The girls agreed that Bess’s suggestions were good. Bess, Fran and Phoebe were appointed a committee on what the club should do, and every one was to consider herself a committee to determine what S. P. should represent. “S. could stand for Sophomore,” Molly suggested. Molly had begged off from any office, as she had so many church organizations to help.

“Sophomore is too common, Molly,” said Phoebe. “There are exactly seven of us, too, and seven is a lucky number. But I think that we can tell better after we think up what would be fun to do. Could we see the attic, Jean?”

“Yes. I’ll ask Mother, though, first. And don’t you think that we are enough right now, or would you rather ask more girls at once?”

For several minutes the girls talked that matter over, finally concluding that for the present, though they had many other friends, it would be better to keep the number as it stood. The sophomore class was not large. If they wanted to mix the group, as the boys were doing, there would be time enough. As Jean well knew, these were the leading girls of her class.

She slipped out to consult her mother, who gave permission at once for the girls to visit the attic and “view the landscape o’er,” as Molly said. Mrs. Gordon came into the living room to meet the girls and advised them to wear their coats into the cold regions and to look out for dust. “We do not dust the attic every day,” she added, with a smile like Jean’s.

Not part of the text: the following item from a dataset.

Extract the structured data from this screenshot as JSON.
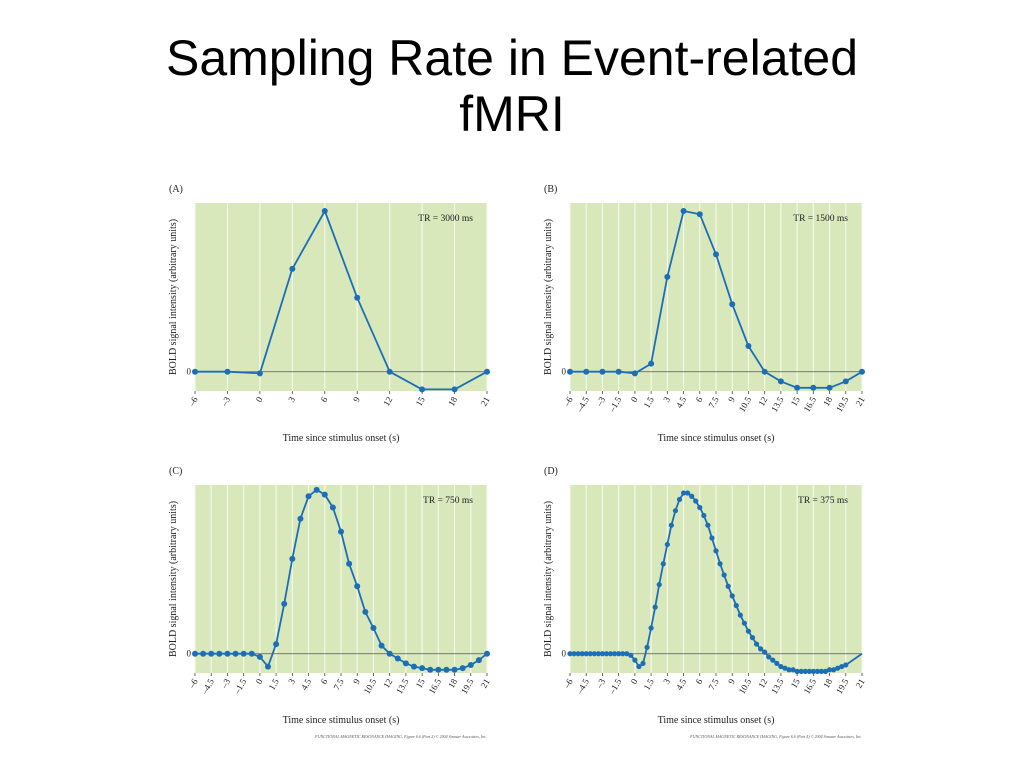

The seven S. P.’s accordingly trooped up the two flights of stairs to the attic, or third floor. As they rounded the post at the top of an enclosed stairway, they found themselves in a large space dimly lighted by one window at the head of the stairs. The whole attic, to the farthermost corners, stretched before them. Dusty, shrouded shapes stood here and there. A great chimney went up through the middle, showing some of the sooty dust that had also sprinkled down from somewhere upon draped furniture or old trunks. Jean warned the girls again about dust, but no one cared.

At the front of this third floor a gable and a room of good height had been finished, separated by partitions and a door from the rest of the “attic.” The door was not far from the stairs and Jean explained that her father intended to make a hall there some day, shutting off the unfinished part by another partition and door. “But there’s no use in doing it, Mother says, for we’ll never need to use this room, and that’s why it will be just the thing for us. I suppose we can use the whole attic if we want to. We could have a lovely party up here some day. And I never even thought of it before!”

“Before your necessity became the ‘mother of invention,’ Jean.”

“That’s so, and ‘one thing leads to another’!”

Keen young eyes surveyed the proposed club room and found possibilities. A covered couch ran along one wall. Several good pieces of furniture stood about. The room was about fifteen feet in one direction, though it would have been hard to give its actual dimensions, so broken up was it into nooks and corners. Jean threw open the door of an immense closet and explained that the house had once been a big country house and that this room had been occupied by two maids.